There's a Serum for That

Shopping + Style editor Allison Kaplan explains why stress is the new beauty issue.

Beauty products
Photo by Becca Sabot

A couple of days after meeting Aveda president Dominique Conseil at a salon event, I received a care package at work. “It’s good to know the boss of a beauty company,” I thought, as I gleefully ripped into the cardboard box. Inside was Aveda’s complete collection of stress-fix products.

I didn’t know whether to be charmed or take a mental health day.

“Stress” is the new beauty buzzword. Intelligent Nutrients has a line of moisturizers and serums called Destress Express. Origins sells “stress-diffusing” candles and Calm To Your Senses body oil and cleanser. Kiehl’s is touting a new product called Skin Rescuer, designed to “help correct visible signs of stress on skin.” A press release announcing the Kiehl’s product launch called stress “an epidemic” and cited a statistic from the American Psychological Association that 75 percent of adults report moderate to high levels of stress.
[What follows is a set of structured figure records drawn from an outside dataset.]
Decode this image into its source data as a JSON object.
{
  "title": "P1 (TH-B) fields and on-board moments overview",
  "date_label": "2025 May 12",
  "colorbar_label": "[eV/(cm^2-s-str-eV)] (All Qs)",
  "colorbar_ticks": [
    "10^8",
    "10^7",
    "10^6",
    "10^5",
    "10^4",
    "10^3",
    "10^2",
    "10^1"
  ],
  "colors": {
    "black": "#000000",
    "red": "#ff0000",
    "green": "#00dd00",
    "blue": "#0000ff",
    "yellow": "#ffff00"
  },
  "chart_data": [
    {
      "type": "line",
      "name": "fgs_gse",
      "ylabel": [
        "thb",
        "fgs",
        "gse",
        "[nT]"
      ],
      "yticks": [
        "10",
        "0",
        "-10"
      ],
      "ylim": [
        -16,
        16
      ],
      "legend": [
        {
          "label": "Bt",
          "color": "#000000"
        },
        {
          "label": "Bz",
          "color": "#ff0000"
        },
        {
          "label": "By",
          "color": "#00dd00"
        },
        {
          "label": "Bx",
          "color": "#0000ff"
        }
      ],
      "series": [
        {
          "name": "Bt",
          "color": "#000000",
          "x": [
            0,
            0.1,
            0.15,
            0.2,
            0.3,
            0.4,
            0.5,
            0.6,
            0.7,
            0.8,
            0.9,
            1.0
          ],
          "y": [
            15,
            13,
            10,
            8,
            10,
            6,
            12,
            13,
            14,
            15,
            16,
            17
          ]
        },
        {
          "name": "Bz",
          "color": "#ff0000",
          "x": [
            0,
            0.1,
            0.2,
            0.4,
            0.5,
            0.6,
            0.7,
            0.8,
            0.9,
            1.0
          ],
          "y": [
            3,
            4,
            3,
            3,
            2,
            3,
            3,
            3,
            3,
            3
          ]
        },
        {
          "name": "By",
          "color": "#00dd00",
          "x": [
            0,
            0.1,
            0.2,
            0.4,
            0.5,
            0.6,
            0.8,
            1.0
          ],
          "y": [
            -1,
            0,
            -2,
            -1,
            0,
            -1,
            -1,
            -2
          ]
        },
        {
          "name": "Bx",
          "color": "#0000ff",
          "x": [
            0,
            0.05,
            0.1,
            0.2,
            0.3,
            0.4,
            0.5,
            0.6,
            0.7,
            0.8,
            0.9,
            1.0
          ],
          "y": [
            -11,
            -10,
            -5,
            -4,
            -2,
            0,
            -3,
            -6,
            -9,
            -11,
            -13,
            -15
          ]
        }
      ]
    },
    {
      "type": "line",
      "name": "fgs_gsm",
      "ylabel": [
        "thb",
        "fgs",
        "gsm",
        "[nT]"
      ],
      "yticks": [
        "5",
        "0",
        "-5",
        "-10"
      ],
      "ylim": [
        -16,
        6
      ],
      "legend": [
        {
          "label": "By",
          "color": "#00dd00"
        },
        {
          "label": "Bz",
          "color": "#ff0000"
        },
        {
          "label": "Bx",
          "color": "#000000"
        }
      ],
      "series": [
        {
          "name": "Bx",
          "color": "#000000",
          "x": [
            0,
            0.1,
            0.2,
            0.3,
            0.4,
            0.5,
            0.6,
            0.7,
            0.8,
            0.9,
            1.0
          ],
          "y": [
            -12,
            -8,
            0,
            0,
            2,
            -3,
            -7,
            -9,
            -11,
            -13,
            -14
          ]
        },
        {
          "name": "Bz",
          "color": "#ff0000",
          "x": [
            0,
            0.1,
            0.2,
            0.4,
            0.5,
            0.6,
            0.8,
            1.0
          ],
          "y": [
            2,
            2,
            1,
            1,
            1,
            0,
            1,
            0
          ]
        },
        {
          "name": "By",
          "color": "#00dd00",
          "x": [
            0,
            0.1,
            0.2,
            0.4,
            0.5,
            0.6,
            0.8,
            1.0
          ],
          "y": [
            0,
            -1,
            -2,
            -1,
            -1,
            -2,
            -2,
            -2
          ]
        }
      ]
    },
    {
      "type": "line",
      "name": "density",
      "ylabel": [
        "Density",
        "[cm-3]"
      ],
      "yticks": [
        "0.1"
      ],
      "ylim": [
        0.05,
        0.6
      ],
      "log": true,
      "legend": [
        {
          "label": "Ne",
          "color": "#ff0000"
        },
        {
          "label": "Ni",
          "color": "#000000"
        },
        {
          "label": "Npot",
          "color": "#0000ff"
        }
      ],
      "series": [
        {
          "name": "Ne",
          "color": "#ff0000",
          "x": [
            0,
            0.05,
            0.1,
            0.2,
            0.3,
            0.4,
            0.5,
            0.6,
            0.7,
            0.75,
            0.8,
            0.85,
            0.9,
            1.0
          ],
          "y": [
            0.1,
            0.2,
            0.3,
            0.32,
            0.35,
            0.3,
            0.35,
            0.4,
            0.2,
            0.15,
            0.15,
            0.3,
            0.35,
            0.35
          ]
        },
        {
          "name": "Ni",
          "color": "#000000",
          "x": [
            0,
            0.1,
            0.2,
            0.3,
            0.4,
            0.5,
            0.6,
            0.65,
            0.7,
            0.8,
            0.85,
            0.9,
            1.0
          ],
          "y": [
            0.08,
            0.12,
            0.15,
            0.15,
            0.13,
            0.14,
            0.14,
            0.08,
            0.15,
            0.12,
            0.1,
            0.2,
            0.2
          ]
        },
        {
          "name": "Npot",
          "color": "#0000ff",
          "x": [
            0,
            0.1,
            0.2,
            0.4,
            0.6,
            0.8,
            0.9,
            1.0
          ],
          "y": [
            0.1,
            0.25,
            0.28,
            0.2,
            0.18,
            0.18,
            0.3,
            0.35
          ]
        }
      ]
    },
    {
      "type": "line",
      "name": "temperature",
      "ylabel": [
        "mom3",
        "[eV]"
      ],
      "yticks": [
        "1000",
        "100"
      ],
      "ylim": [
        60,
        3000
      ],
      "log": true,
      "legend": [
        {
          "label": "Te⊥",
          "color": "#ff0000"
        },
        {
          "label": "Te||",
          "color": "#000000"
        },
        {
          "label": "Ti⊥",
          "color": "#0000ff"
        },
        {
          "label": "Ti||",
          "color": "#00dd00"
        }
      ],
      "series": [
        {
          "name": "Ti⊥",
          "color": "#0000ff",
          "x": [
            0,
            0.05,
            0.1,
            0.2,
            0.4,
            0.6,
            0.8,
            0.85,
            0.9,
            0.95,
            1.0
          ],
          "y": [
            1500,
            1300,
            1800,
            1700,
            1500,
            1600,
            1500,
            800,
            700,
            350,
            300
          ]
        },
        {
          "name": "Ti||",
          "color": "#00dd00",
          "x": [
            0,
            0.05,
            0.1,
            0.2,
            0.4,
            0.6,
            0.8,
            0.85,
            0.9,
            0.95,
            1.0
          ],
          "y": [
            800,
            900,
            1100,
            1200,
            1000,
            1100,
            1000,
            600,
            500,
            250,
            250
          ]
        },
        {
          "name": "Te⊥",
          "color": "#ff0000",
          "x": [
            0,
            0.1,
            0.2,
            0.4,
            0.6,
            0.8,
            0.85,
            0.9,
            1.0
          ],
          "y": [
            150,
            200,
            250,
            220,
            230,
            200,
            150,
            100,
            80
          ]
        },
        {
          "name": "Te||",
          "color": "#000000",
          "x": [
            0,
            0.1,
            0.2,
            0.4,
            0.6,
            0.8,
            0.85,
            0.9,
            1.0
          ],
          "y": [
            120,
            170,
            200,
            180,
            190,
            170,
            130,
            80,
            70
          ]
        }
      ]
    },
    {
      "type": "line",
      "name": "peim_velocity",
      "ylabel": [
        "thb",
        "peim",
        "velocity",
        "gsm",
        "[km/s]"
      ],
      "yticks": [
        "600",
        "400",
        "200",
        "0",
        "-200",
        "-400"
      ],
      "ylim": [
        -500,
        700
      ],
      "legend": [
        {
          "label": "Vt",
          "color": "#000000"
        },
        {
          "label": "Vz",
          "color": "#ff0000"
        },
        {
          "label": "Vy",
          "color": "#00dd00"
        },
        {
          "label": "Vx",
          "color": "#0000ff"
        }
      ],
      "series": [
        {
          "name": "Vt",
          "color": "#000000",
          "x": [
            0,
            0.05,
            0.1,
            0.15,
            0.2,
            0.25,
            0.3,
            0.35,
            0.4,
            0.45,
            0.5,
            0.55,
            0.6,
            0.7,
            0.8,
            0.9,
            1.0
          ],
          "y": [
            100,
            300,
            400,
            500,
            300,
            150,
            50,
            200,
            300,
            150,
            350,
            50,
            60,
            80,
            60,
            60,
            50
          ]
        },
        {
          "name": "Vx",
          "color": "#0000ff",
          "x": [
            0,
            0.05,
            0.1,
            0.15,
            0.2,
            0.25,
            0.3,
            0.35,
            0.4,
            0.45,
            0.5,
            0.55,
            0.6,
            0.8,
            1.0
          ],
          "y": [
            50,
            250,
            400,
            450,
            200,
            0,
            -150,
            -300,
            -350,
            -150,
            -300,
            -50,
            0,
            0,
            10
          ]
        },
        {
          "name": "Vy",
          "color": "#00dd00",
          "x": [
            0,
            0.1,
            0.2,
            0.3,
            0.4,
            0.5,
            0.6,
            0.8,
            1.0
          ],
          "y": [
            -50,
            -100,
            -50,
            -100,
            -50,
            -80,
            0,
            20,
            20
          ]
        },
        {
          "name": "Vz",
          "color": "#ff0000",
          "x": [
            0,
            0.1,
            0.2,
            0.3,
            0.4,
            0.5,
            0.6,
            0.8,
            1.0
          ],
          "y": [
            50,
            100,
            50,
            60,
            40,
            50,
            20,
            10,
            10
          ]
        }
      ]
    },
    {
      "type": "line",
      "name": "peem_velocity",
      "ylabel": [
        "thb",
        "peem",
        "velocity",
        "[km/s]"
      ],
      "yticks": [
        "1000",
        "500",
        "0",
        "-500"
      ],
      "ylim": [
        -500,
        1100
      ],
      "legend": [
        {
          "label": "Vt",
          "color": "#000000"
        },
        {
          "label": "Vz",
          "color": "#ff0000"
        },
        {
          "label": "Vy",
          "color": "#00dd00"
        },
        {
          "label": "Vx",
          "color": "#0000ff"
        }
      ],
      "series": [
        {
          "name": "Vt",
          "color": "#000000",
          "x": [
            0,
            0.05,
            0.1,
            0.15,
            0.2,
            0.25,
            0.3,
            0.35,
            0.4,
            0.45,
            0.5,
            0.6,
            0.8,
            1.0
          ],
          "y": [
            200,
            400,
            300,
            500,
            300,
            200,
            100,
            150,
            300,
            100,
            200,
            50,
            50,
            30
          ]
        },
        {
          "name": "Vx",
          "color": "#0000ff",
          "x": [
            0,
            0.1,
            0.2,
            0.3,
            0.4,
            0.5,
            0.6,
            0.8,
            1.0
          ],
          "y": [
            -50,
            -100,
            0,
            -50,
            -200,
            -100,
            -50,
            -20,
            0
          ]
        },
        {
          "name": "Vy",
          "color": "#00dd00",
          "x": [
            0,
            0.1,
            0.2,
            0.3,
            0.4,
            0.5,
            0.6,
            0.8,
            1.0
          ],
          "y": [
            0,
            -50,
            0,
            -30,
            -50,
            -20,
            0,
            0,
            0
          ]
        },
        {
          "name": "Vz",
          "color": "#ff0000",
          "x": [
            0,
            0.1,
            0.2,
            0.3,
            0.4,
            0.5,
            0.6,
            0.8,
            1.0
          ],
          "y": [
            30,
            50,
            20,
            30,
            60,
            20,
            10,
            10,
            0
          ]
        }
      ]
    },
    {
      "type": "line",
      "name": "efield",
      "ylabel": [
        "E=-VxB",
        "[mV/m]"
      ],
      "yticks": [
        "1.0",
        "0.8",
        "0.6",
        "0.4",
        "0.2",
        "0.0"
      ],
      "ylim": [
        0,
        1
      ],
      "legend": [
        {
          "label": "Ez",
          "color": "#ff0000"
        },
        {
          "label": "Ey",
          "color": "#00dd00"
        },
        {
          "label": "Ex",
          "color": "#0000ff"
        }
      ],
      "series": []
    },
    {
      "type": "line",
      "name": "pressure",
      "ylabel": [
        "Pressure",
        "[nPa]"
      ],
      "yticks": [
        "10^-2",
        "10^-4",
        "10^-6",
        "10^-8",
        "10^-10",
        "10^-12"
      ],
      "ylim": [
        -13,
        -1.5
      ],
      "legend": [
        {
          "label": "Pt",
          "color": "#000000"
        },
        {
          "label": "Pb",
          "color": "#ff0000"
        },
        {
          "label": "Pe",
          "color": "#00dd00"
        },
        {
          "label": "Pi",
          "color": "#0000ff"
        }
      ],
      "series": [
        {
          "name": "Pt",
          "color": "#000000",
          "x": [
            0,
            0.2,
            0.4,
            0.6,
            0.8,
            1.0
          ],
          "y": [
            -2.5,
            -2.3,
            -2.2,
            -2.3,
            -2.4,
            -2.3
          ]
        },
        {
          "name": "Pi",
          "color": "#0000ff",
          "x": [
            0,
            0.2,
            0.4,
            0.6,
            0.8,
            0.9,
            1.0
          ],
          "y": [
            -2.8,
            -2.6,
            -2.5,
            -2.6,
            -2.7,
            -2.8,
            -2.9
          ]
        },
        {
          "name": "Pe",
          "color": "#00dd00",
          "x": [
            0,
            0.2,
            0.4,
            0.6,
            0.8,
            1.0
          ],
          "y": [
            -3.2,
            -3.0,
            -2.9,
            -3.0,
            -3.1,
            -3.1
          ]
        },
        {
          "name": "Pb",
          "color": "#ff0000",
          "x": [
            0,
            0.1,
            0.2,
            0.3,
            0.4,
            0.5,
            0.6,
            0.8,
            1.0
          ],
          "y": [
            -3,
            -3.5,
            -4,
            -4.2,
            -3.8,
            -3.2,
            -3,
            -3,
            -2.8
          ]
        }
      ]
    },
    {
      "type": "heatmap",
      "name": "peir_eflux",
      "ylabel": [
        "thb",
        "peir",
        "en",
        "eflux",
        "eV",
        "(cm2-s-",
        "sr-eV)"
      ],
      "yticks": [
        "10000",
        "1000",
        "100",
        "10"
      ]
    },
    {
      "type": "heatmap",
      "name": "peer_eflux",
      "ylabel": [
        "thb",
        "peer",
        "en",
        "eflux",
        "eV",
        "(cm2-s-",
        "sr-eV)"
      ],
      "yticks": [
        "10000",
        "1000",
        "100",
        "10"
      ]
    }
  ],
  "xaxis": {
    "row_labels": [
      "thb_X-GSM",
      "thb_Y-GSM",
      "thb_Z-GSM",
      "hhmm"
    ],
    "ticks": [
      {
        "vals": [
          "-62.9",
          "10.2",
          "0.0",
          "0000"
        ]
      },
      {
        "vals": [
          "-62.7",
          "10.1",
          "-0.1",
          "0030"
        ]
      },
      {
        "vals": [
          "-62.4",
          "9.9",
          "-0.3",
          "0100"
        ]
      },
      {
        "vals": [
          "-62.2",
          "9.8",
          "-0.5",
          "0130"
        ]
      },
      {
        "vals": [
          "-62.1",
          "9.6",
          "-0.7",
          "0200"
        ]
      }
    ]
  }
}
And lotion can solve that?

Most stress-related beauty products rely on aromatherapy. And, sure, massage oil and scented candles may help create a relaxing environment. But no amount of lavender could alleviate the palpable anxiety I felt writing this column two days past deadline.

The American Academy of Dermatology lists dry skin, rosacea, acne, inflammation, and redness as problems that can be brought on or exacerbated by stress. There’s even a name for it: psychodermatology. Some newer products attempt to address the more tangible signs of stress on skin. Antioxidants and vitamin C extract can help, says Twin Cities dermatologist Brian Zelickson. They make the skin look smoother, improve pigment, and enhance collagen production.

If this sounds a lot like anti-aging beauty products, that’s because the signs of damage are similar. So are the triggers—what could be more stressful than discovering a wrinkle? To avoid competing with successful products already on the market, the beauty industry has to come up with new problems to fix. If one product deals with aging and another with stress, you might buy both! And stress is a compelling issue—it’s almost a point of pride these days, the sign of an overachiever.

Kiehl’s Skin Rescuer is one of the first in the stress product category to include ingredients not found in most anti-aging products, such as rosa gallica botanical extract, an anti-inflammatory, and mannose, a simple glycan that strengthens the skin barrier, which can break down under stress and make the skin vulnerable to problems. Expect to see more products like it in the beauty aisles.

“It’s a new way to talk to consumers, and so far, customer reviews are very positive,” says Twin Cities–based beauty industry consultant Sue Remes, who counts Kiehl’s among her clients.

But don’t quit your therapist just yet. Every expert I talked to—even those who make money off of the aforementioned potions and lotions—pointed out that the best way to reduce stress is to deal with what’s causing it. Get more sleep. Drink more water. And above all other skin products, wear sunscreen. “Ultimately,” says Zelickson, “there’s really nothing that does a better job of protecting the skin.”